Keep on climbing and eventually, you’ll arrive at the rooftop terrace. Here you will realize why you paid the entry fee to climb those darn stairs. The view of Paris is 360 degrees and you have a marvelous look straight down the Champs-Elysees. Look to the south and the Eiffel Tower is looking down upon you. Gaze to the northeast and you have a clear view of Sacre-Coeur in all its glory. Follow the Champs-Elysees all the way down and just to the right are the twin towers of Notre Dame. Look to the west and the skyscrapers of the business district known as La Défense rise before you. The view from here really is one of the most spectacular in all of Paris so do not miss it.
- April 1 – September 30: 10am – 11pm
- October 1 - March 31: 10am – 10:30am
- The last admission is 45 minutes prior to closing
- Closed: January 1, May 1, May 8 (morning only), July 14 (morning only), November 11 (morning only), December 25
- Adult: 13 euro
- Reduced rate: 10 euro
- Minors under 18
- EU citizen under age 26
- Disabled visitors with their escorts
Timeline in history of the Arc de Triomphe
August 15, 1806: Corner stone for the Arc de Triomphe is laid on Napoleon’s Birthday.
1814 – 1826: Construction halted on the Arc following the abdication of Napoleon.
May 5, 1821: Napoleon dies while in exile on the island of Saint Helena.
July 29, 1836: Arc de Triomphe is completed and inaugurated.
December 15, 1840: Napoleon’s coffin passes under the Arc enroute to his final resting place at Les Invalides.
May 22, 1885: The body of Victor Hugo lies in state under the Arc.
August 7, 1919: Charles Godefroy flies his biplane through the Arc without incident.

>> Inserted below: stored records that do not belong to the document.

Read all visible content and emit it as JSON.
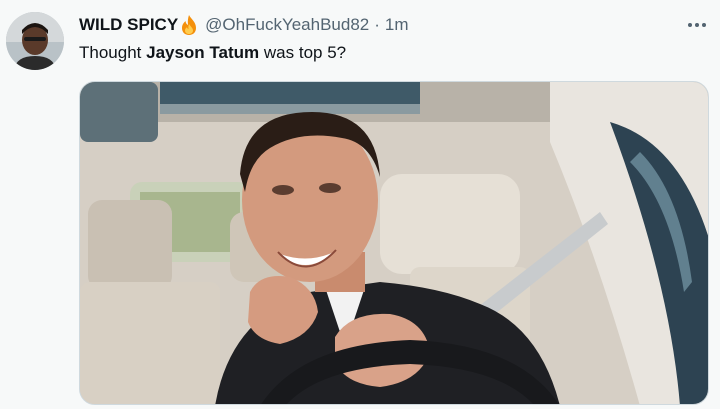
{
  "tweet": {
    "display_name": "WILD SPICY",
    "name_emoji": "fire-emoji",
    "handle": "@OhFuckYeahBud82",
    "separator": "·",
    "time": "1m",
    "more_icon": "more-horizontal-icon",
    "text_before": "Thought ",
    "text_bold": "Jayson Tatum",
    "text_after": " was top 5?"
  },
  "media": {
    "type": "photo"
  },
  "colors": {
    "background": "#f7f9f9",
    "text_primary": "#0f1419",
    "text_secondary": "#536471",
    "border": "#cfd9de"
  }
}
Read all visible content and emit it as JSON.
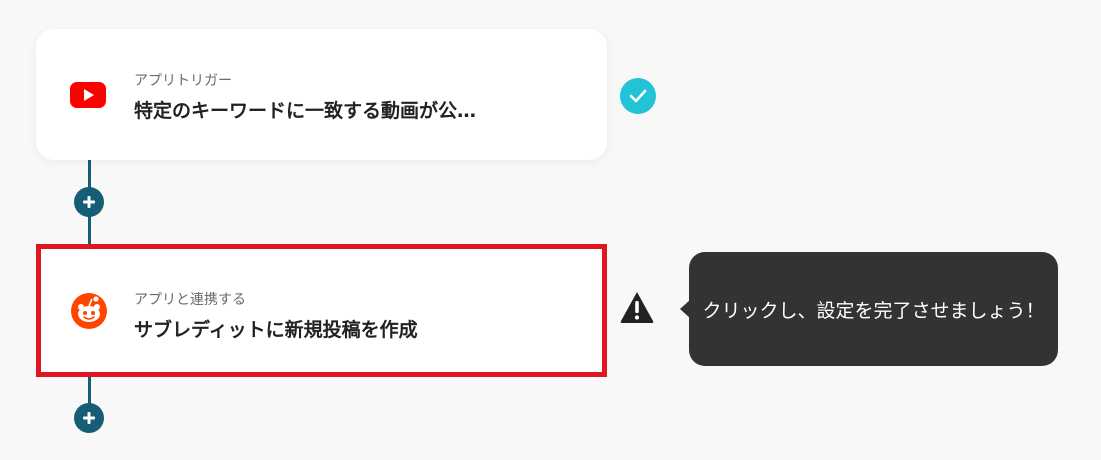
{
  "flow": {
    "trigger_step": {
      "subtitle": "アプリトリガー",
      "title": "特定のキーワードに一致する動画が公…",
      "icon": "youtube-icon",
      "status_icon": "check-circle-icon",
      "accent": "#ff0000"
    },
    "action_step": {
      "subtitle": "アプリと連携する",
      "title": "サブレディットに新規投稿を作成",
      "icon": "reddit-icon",
      "status_icon": "warning-icon",
      "accent": "#ff4500",
      "highlight_color": "#e0161e"
    },
    "tooltip": {
      "text": "クリックし、設定を完了させましょう！"
    },
    "connector_color": "#155e75",
    "check_color": "#22c3d6"
  }
}
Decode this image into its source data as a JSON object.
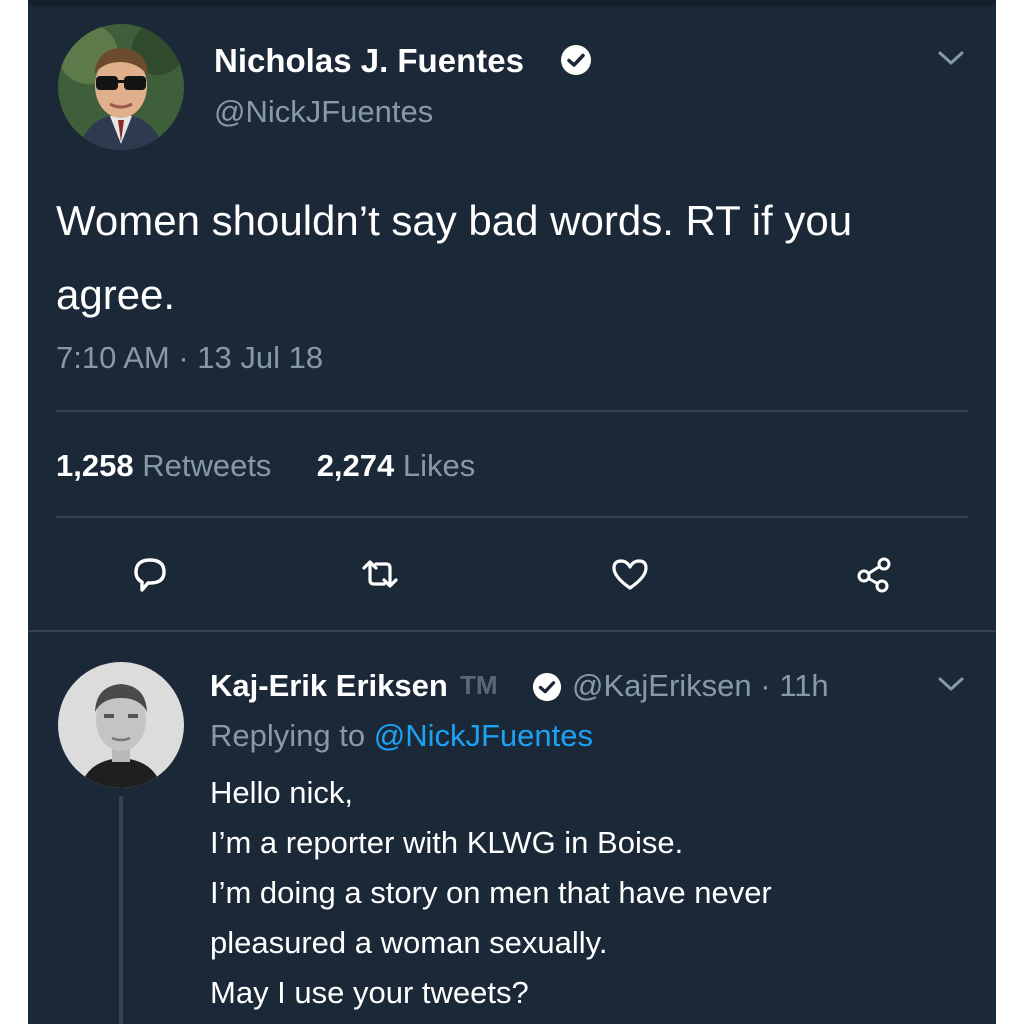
{
  "tweet": {
    "author_name": "Nicholas J. Fuentes",
    "author_handle": "@NickJFuentes",
    "text": "Women shouldn’t say bad words. RT if you agree.",
    "timestamp": "7:10 AM · 13 Jul 18",
    "retweets_count": "1,258",
    "retweets_label": "Retweets",
    "likes_count": "2,274",
    "likes_label": "Likes",
    "verified": true
  },
  "actions": {
    "reply_icon": "reply-icon",
    "retweet_icon": "retweet-icon",
    "like_icon": "heart-icon",
    "share_icon": "share-icon"
  },
  "reply": {
    "author_name": "Kaj-Erik Eriksen",
    "tm": "TM",
    "handle_time": "@KajEriksen · 11h",
    "replying_prefix": "Replying to",
    "replying_mention": "@NickJFuentes",
    "lines": [
      "Hello nick,",
      "I’m a reporter with KLWG in Boise.",
      "I’m doing a story on men that have never",
      "pleasured a woman sexually.",
      "May I use your tweets?"
    ],
    "verified": true
  },
  "colors": {
    "background": "#1b2838",
    "text_primary": "#ffffff",
    "text_secondary": "#8899a6",
    "accent": "#1da1f2",
    "divider": "#38444d"
  }
}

January 28, 1921: Coffin containing the Unknown Soldier is placed in its final resting place beneath the Arc.
Victory Parades under the Arc:
- 1871: Germany during the Franco-Prussian War.
- 1919: French Victory World War I.
- 1940: Adolf Hitler upon German occupation of Paris.
- August 25, 1944: The Germans surrender Paris.
- August 26, 1944: Charles de Gaulle marches under the Arc into a liberated Paris.
- August 29, 1944: United States troops march under the Arc and down the Champs-Élysées after liberating Paris.
Every July since 1975 the final stage of the Tour de France has finished on the Champs-Elysees after riding 8 laps around the Arc de Triomphe and down the Champs-Elysees to the Louvre.
July 14th Bastille Day Parade starts at the Arc
September 30, 2014: Bill DeGiulio visits the Arc de Triomphe for the first time.